Di balik romantisme tersebut, muncul keresahan yang makin mengakar, yakni maraknya pergaulan bebas tanpa pemahaman yang benar tentang seksualitas dan kesehatan reproduksi.
Sayang, di banyak keluarga dan sekolah di Indonesia, pembicaraan tentang seksualitas masih dianggap tabu untuk dibicarakan secara terbuka. Ketika topik tersebut dihindari, para remaja pun terpaksa mencari informasi dari internet atau teman sebaya—yang tidak selalu memberi pemahaman yang tepat.
Psikolog klinis asal Lampung, Cindani Trika Kusuma menyoroti tingginya angka kekerasan seksual di kalangan remaja.

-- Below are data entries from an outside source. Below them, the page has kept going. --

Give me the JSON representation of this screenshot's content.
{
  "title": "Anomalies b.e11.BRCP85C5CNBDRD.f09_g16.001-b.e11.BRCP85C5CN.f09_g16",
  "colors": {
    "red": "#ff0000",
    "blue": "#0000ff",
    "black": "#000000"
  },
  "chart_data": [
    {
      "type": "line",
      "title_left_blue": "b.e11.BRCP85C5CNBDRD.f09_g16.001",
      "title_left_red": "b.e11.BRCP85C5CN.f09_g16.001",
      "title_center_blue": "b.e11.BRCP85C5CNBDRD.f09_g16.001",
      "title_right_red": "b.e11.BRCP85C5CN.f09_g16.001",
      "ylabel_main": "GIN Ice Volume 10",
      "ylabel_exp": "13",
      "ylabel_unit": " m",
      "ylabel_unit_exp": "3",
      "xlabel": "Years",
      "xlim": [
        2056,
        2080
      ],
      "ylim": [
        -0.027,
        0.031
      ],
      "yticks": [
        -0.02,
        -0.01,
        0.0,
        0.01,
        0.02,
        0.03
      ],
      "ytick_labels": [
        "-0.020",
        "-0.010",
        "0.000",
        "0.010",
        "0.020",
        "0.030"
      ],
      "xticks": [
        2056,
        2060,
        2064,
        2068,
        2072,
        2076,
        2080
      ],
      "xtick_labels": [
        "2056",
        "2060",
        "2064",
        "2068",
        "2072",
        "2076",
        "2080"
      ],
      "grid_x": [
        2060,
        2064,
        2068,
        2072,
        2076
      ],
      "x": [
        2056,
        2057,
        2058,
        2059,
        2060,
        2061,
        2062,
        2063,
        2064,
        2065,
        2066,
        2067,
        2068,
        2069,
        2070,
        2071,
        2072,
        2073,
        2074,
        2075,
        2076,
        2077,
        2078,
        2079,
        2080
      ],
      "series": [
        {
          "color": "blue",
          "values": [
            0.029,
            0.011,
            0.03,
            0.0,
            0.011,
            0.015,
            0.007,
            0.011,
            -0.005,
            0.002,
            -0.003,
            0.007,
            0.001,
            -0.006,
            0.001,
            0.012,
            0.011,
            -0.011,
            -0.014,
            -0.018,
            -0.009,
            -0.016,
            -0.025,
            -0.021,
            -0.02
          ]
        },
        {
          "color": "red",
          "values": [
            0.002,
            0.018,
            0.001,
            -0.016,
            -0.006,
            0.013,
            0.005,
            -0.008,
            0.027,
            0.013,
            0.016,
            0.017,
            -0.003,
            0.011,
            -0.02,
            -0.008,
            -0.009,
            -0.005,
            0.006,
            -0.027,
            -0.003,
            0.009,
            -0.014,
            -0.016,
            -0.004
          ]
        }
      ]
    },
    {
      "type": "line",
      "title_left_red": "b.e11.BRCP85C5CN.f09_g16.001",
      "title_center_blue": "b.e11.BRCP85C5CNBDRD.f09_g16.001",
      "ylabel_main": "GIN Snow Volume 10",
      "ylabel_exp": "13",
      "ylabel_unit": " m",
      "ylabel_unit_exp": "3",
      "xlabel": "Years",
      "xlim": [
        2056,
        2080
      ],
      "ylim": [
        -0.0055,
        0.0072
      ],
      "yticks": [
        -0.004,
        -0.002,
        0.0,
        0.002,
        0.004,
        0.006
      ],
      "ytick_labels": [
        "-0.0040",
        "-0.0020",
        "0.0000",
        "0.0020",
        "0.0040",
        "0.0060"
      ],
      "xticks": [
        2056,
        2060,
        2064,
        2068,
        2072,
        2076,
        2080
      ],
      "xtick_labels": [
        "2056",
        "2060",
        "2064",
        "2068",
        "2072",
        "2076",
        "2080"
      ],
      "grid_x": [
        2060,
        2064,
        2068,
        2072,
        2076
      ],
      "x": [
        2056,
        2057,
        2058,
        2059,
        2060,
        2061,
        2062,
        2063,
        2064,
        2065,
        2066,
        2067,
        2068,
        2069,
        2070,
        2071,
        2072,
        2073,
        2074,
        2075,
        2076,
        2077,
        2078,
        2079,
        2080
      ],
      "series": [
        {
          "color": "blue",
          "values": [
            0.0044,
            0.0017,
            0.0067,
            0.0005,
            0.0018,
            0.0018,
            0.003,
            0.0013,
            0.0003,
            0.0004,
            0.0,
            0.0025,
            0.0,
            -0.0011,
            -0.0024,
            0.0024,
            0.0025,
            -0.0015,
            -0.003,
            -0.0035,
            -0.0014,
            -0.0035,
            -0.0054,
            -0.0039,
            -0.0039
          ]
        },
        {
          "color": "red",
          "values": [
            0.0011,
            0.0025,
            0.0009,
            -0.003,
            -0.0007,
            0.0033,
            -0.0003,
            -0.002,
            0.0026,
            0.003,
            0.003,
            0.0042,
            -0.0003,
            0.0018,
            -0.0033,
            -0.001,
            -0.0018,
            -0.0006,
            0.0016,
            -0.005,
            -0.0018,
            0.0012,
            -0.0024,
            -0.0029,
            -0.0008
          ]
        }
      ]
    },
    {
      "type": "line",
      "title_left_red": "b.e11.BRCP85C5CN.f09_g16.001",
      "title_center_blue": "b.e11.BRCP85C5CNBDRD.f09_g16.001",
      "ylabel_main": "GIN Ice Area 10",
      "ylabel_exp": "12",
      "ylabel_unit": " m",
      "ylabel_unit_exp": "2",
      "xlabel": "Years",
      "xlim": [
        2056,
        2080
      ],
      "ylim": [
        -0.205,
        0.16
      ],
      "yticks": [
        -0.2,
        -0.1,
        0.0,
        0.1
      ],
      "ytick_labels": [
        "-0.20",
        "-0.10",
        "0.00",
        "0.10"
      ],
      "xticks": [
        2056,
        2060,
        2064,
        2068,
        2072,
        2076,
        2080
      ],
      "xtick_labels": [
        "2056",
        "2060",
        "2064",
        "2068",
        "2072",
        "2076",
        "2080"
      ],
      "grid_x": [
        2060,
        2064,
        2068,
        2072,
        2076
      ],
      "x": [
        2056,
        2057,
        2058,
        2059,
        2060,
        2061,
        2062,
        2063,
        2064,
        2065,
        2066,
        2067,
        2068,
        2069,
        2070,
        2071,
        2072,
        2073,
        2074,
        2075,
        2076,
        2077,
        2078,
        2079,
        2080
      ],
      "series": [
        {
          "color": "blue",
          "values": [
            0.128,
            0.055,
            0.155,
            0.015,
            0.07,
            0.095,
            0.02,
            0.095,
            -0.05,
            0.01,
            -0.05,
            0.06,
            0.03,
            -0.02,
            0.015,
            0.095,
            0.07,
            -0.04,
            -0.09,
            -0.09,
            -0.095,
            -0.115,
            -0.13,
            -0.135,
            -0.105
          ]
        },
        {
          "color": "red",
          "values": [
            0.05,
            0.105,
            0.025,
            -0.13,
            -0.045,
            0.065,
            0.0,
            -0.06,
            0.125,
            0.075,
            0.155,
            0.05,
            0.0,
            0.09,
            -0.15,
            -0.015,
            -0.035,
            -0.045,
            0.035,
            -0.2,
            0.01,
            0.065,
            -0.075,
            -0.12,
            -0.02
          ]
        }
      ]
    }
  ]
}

Berdasarkan data Sistem Informasi Online Perlindungan Perempuan dan Anak (SIMFONI-PPA) pada tahun 2024, kekerasan seksual terhadap anak mencapai 7.623 kasus dan menjadikannya sebagai jenis kekerasan yang paling banyak dialami oleh anak-anak di Indonesia.

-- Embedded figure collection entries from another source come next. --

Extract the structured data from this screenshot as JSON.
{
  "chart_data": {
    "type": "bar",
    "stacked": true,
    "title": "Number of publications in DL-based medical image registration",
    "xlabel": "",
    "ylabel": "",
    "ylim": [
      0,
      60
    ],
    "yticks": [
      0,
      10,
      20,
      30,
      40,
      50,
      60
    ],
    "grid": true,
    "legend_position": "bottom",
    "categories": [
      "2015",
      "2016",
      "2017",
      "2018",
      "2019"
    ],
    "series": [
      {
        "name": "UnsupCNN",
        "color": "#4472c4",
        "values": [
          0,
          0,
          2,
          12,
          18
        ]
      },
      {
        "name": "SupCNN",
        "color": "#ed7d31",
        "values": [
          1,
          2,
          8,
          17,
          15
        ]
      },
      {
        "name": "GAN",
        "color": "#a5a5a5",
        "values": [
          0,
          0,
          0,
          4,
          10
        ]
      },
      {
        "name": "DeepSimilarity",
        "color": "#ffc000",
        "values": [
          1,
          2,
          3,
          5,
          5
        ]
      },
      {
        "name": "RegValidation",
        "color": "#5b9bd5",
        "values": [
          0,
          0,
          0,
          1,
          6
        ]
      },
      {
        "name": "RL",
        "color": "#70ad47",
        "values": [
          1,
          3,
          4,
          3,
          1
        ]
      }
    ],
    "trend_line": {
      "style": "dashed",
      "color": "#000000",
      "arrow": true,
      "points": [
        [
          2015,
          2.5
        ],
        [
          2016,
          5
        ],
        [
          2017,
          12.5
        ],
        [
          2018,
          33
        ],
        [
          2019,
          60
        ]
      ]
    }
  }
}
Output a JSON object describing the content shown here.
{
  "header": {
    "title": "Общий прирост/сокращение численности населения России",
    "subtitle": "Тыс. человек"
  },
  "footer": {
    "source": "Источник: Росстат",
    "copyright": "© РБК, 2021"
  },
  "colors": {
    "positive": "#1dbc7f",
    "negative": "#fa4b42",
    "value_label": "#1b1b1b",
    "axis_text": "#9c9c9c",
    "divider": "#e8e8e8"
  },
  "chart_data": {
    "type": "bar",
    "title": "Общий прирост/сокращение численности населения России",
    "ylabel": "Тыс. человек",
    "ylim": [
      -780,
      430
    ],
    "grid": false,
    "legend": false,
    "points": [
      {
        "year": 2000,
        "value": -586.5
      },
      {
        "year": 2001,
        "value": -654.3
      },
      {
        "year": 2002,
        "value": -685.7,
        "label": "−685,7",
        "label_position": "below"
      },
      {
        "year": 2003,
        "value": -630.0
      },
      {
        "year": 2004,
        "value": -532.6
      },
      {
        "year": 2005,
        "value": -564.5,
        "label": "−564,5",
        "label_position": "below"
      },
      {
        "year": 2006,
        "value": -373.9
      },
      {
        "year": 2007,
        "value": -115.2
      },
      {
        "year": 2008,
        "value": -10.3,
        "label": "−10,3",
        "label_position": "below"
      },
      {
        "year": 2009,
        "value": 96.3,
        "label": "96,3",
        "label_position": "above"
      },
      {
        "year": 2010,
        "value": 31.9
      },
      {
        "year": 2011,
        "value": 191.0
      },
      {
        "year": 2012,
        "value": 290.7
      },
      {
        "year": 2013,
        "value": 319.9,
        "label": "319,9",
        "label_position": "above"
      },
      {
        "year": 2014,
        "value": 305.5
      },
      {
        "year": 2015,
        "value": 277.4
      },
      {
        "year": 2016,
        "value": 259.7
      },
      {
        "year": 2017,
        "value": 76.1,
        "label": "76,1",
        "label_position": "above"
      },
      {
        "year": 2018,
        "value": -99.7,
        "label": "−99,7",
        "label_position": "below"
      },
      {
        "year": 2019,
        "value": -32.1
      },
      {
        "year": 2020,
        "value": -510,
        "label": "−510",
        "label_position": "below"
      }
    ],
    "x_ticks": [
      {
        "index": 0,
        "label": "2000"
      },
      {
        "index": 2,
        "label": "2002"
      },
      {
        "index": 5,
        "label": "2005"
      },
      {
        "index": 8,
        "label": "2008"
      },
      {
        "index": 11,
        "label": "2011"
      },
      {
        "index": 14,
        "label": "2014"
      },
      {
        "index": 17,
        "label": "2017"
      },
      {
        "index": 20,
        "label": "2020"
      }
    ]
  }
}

Simak pengungkapan datanya selengkapnya berikut ini.
Data di atas menurut Cindani menjadi peringatan keras bahwa keterbukaan edukasi seksual bukan lagi pilihan, melainkan sebuah kebutuhan.
"Anak-anak SMP, SMA, bahkan mahasiswa masih tertawa-tawa saat topik (edukasi seksual dan kesehatan reproduksi) ini dibicarakan. Itu tanda bahwa mereka belum terbiasa berdiskusi secara sehat soal seksualitas," jelasnya kepada IDN Times (8/2/2025).
Dana Anak-Anak Perserikatan Bangsa-Bangsa (UNICEF) dalam laman resminya menekankan pentingnya untuk memberikan edukasi seksual, termasuk kesehatan reproduksi kepada anak-anak dan remaja sejak dini. Hal itu bertujuan untuk menekan angka kekerasan seksual dan mencegah praktik-praktik berbahaya seperti perkawinan anak.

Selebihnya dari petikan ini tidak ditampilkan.